これを名作と言わずしてなんと言う?そう言いたくなるくらい、大切にしたい一作。
重松清は「心のひだ」を描くのが抜群に上手い。人生における別れ、つまり、失恋だったり、死別だったりをテーマにすることが多いが、往々にして読む者の涙を誘う。たとえ短編であったとしても、なぜだか涙腺が緩むような話の持っていき方に、「優しくありたい」と思ってしまうのだ。
「ステップ」は幼い娘を残して妻朋子を亡くした夫から見た、娘の成長を綴った物語だ。新婚3年目に妻を亡くした武田健一は、2歳の娘である美紀を自分の手で育てる決意をする。朋子の両親、兄弟、美紀を取り巻く様々な人たちの優しさに囲まれて、美紀は保育園、小学校と1年ずつ年を重ね、「母親がいない」という寂しさを乗り越えていく。小学校を卒業するところで話は終わる。苦労は尽きないかもしれないが、きっと美紀は幸せになっていくのだろうと強く感じさせる終わり方だ。そして、幸せなのは、美紀だけではなく、そんな美紀の成長を間近で見てきた健一や朋子の両親達なのだろうと思わせる。

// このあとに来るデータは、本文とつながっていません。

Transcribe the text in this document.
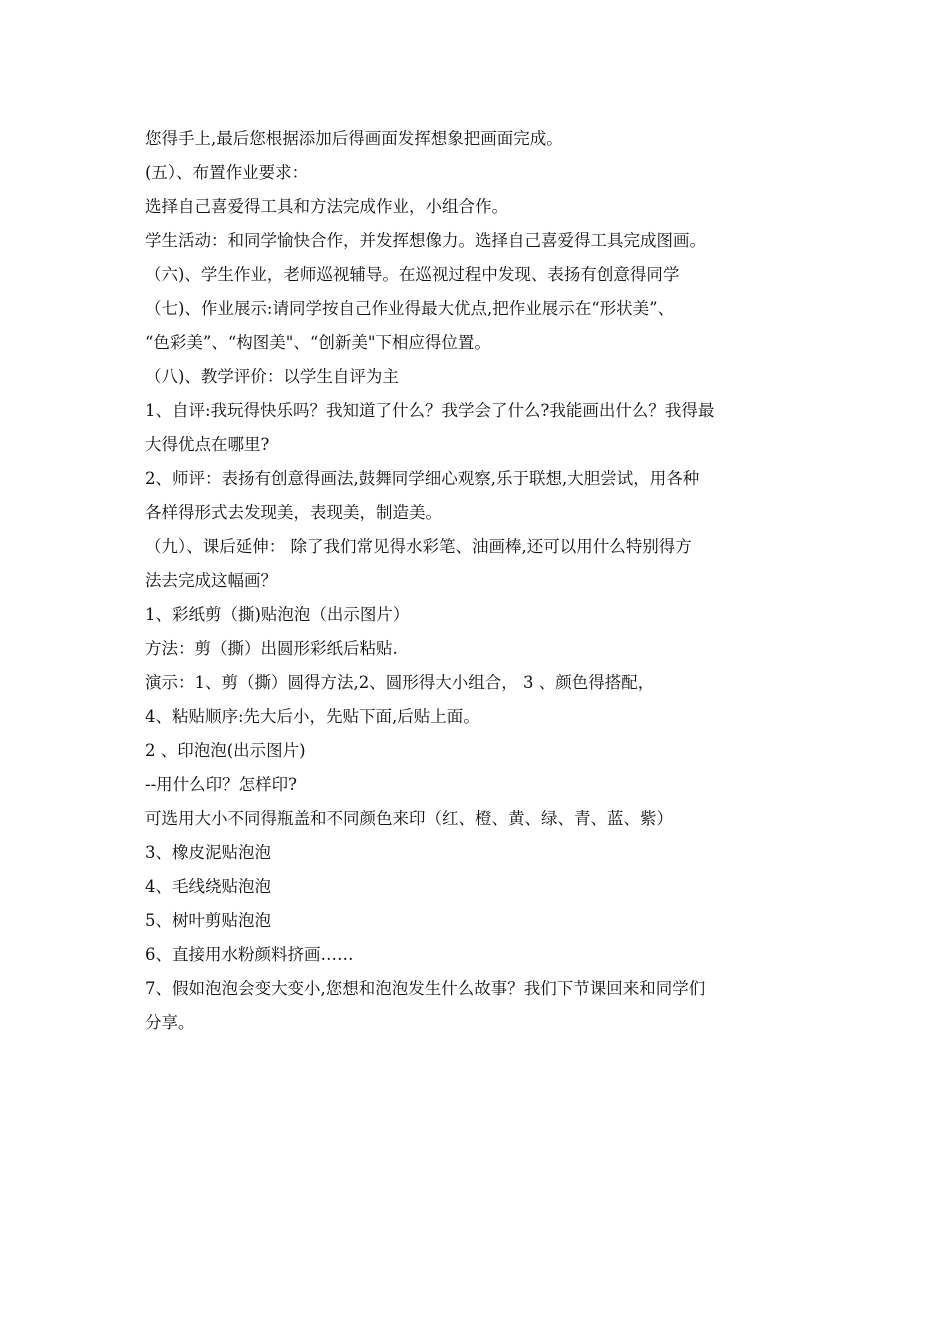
您得手上,最后您根据添加后得画面发挥想象把画面完成。
(五）、布置作业要求：
选择自己喜爱得工具和方法完成作业，小组合作。
学生活动：和同学愉快合作，并发挥想像力。选择自己喜爱得工具完成图画。
（六)、学生作业，老师巡视辅导。在巡视过程中发现、表扬有创意得同学
（七)、作业展示:请同学按自己作业得最大优点,把作业展示在“形状美”、
“色彩美”、“构图美"、“创新美"下相应得位置。
（八)、教学评价：以学生自评为主
1、自评:我玩得快乐吗？我知道了什么？我学会了什么?我能画出什么？我得最
大得优点在哪里?
2、师评：表扬有创意得画法,鼓舞同学细心观察,乐于联想,大胆尝试，用各种
各样得形式去发现美，表现美，制造美。
（九）、课后延伸： 除了我们常见得水彩笔、油画棒,还可以用什么特别得方
法去完成这幅画？
1、彩纸剪（撕)贴泡泡（出示图片）
方法：剪（撕）出圆形彩纸后粘贴.
演示：1、剪（撕）圆得方法,2、圆形得大小组合， 3 、颜色得搭配，
4、粘贴顺序:先大后小，先贴下面,后贴上面。
2 、印泡泡(出示图片)
--用什么印？怎样印?
可选用大小不同得瓶盖和不同颜色来印（红、橙、黄、绿、青、蓝、紫）
3、橡皮泥贴泡泡
4、毛线绕贴泡泡
5、树叶剪贴泡泡
6、直接用水粉颜料挤画……
7、假如泡泡会变大变小,您想和泡泡发生什么故事？我们下节课回来和同学们
分享。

私自身は恵まれていたけれど、母親がいないことはきっと寂しい。けれど、周りの人間に支えられることで、ずっと優しい人間に成長していく。母親の不在というある種の不幸を描いているが、美紀の成長を一区切りごとに丁寧に書くからこそ、幸せな物語として成り立っている。美紀が亡き母親を思って泣く一方で、父親である健一も、亡き妻を思って涙する。健一も、そんな妻の不在を美紀と共に乗り越えていく。
重松清の作品はいくつか読んできたが、大切な人を失う悲しみを描いた「その日の前に」「その日の後に」、遠距離恋愛の末に自然消滅してしまう二人の関係を描いた作品などを収録した「ブルーベリー(改題:鉄のライオン)」、作者自身の投影である吃音障害を抱えた少年の成長を描く「きよしこ」などが特に個人的に気に入っている。いずれも、人が生きていく上で直面しそうな悲しみや切なさを惜しみなく描いているから、読み終わった後に読者の心に余韻を残す。
涙を誘う作品ばかりであるが、私はそれを「わざとらしい」とは思わない。かの「セカチュー」なんかも大切な人を亡くす話を描いてヒットしたが、やはり重松清の作品は何歩も先を行っていて、「心のひだ」を捉えているのではないか。私は、重松清の作品を読むと、周りの人たちに優しく接したくなる。それは、恋人だったり、兄弟だったり、親だったり、祖父母だったりするけれど、普段考えることのなかった、大切な関係に気づかせてくれるきっかけを与えてくれるのだから、時には読まなければならないとすら思う。本当のところは、重松清の本を読まなくても、優しく接することができればいいのだけれど、そう上手くはいかずに時間を過ごしてしまうのもまた、重松清の作品らしいなとも思うのだ。